Sunday, November 28, 2010

Right the wrong and redraw the districts!

by guest blogger J. Lee Douglas

It's been a good harvest and now we need to get the grain to the threshing floor.

Ten years ago in 2001, Jimmy Naifeh and seventy-eight power-hungry democrats agreed to redraw Tennessee's nine US congressional districts into serpentine patterns that grouped conservative-leaning neighborhoods into one single district that would give conservatives such as Marsha Blackburn an almost 95% voter selection. Among conservatives, she could almost not lose because the bulk of conservatives were strategically placed in her district. Sucks, eh? Get mad!!

The net effect for the democrats was that the remaining areas would contain conservatives who would be the minority and never able to have a fair chance to choose someone who might represent their views. An example of this thievery is Jim Cooper's district which consists mostly of Davidson County which was drawn in a way to almost guarantee his election regardless of his obedience to Madame Pelosi.

Look below at the Tennessee congressional map and notice Marsha Blackburn's (teal) district #7 how it runs from outside of Memphis, pinches off where Williamson and Hickman counties touch and then all the way to the Kentucky border in middle Tennessee north of Clarksville! Is that reasonable division of the populous? Mad yet?
This was done for the simple reason that these geographic areas are largely conservative and doing the districting this way creates an imbalance that gives a material edge to people such as Cooper or Lincoln Davis. The math becomes that we get one, they get two, three or four!

The irony? You are disenfranchised and the dems accuse you of their crime and the Tennessean carries their story. Get this, the dems who controlled all houses of the state were so happy with their divisions of congressional districts that from 1902 for sixty years they refused to reapportion the districts and finally relinquished when the US Supreme Court ordered reapportionment in 1962. Let's now act to have this injustice righted. Let's also lobby all of our representatives to NOT do to them what they did to us. We'll reap what we sow. Trust me, justice will prevail.

With the 2010 census now being complete, the new republican legislative body has a chance to right this wrong and to insure that conservative, fair policies and block redrawing of the districts takes place January 11, at the beginning of the next legislative session.

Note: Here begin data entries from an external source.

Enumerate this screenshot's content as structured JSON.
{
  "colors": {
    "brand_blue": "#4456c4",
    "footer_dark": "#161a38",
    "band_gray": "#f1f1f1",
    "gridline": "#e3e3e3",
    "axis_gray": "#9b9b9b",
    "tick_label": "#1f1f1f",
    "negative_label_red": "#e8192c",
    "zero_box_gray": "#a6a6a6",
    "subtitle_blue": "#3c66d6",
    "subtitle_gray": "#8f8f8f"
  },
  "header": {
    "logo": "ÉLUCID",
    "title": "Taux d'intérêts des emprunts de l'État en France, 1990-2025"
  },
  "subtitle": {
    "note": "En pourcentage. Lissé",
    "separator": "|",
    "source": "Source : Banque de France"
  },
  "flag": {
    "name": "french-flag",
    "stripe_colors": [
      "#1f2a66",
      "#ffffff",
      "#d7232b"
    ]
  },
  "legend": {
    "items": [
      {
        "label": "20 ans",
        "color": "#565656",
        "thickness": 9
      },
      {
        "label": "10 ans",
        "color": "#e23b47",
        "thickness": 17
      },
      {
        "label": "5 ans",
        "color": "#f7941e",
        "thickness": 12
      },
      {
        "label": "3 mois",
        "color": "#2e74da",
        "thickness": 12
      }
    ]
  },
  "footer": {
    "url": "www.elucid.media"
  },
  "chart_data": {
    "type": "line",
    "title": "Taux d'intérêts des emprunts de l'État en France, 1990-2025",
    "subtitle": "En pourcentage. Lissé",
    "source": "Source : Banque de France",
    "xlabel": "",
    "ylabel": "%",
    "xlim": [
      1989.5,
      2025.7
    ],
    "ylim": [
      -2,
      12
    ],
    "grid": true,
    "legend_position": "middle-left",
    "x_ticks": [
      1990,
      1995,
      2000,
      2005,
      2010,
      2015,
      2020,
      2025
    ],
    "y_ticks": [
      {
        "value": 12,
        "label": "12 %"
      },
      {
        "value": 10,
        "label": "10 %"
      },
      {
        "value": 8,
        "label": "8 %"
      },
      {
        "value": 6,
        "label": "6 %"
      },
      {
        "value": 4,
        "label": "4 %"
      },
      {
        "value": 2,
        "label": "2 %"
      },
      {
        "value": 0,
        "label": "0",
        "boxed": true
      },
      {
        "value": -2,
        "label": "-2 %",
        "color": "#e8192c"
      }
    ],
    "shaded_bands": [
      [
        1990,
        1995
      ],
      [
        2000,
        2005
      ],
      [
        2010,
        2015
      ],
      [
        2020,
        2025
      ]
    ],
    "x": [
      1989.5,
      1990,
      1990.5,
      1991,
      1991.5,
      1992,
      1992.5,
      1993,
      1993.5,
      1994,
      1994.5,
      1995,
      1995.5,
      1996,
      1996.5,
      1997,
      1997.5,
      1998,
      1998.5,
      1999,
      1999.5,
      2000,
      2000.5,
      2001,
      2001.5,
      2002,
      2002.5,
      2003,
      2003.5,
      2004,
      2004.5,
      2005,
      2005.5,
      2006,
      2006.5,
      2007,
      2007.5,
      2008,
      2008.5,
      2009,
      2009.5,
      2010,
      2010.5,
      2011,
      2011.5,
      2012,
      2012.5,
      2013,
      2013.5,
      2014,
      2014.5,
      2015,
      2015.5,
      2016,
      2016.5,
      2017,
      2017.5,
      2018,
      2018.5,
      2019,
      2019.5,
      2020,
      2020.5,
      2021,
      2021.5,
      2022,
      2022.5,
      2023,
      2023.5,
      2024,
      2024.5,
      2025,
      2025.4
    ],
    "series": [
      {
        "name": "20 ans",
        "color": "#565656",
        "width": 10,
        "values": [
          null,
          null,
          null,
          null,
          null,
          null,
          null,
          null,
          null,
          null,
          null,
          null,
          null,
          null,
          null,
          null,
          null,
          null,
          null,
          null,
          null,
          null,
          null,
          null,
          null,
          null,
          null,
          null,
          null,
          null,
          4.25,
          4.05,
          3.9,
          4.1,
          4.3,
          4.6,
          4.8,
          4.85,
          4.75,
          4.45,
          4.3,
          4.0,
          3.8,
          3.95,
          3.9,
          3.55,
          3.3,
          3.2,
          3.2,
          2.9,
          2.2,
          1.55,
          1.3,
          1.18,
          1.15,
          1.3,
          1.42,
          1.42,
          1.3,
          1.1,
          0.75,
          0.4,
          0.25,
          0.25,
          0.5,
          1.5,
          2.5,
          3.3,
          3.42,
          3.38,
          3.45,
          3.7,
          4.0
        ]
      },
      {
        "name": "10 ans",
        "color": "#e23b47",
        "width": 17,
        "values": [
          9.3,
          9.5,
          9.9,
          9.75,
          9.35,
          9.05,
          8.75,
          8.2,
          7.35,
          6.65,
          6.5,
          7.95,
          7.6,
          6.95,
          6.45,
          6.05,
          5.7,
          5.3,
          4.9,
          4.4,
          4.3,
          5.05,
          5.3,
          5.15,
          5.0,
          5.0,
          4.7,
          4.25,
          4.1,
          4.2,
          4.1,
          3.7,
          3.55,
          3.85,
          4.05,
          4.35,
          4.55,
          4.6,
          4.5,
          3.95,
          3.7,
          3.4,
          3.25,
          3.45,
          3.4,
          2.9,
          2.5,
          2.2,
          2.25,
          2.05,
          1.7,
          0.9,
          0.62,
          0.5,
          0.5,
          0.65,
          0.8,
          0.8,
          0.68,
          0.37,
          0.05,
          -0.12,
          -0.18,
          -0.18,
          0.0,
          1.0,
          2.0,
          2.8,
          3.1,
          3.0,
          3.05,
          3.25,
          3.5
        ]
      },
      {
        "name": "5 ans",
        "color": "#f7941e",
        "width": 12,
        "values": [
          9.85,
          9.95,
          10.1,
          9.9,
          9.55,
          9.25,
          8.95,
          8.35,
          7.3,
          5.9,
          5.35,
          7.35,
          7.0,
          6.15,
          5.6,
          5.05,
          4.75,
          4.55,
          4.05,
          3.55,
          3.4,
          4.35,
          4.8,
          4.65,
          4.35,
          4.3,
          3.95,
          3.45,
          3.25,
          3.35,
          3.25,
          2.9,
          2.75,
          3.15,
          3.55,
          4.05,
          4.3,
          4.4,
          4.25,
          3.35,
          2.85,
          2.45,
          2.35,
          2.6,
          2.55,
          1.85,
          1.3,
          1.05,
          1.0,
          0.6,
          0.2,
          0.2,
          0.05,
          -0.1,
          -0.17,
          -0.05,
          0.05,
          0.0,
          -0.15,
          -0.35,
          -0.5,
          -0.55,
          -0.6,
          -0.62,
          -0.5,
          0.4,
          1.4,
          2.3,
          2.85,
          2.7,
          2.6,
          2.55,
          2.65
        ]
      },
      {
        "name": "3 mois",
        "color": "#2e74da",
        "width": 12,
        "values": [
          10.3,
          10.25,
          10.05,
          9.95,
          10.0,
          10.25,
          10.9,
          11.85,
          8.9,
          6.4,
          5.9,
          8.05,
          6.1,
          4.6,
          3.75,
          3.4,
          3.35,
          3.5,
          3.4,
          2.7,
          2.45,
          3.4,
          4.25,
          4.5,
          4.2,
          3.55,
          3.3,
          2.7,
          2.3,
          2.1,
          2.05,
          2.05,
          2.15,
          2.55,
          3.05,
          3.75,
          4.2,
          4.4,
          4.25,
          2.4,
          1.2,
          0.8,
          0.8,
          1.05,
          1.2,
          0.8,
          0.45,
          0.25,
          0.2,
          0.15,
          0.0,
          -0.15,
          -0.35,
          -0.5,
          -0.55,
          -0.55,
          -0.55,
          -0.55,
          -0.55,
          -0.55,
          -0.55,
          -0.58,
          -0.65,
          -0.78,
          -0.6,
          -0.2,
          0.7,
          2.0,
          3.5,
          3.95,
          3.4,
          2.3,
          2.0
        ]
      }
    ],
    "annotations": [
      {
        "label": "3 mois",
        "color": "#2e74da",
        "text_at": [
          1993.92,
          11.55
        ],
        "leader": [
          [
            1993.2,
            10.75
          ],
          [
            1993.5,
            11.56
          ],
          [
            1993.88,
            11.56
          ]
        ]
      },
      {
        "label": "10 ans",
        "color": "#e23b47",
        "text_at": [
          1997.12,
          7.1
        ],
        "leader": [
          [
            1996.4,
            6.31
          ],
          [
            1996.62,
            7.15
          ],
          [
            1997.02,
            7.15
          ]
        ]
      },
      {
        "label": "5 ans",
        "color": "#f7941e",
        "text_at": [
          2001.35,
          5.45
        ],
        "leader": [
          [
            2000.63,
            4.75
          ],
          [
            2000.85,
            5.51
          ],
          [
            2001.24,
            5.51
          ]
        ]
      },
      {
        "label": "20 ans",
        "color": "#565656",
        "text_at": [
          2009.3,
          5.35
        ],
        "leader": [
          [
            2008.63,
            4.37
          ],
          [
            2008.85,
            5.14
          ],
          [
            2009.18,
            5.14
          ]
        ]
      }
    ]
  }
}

J. Lee Douglas is a practicing dentist in Brentwood Tennessee. He is married, father of four and grandfather of five. He established a Christian dental/medical clinic in Iraq in 1996 and had done oil and gas exploration in West Africa and lived for several years in Switzerland.  He is a local political activist and a Middle Tennessee leader in the TEA party movement and helped start the 9-12 Project Tennessee within 3 months of President Obama’s taking office. Prior to that time he had not been involved in political activity.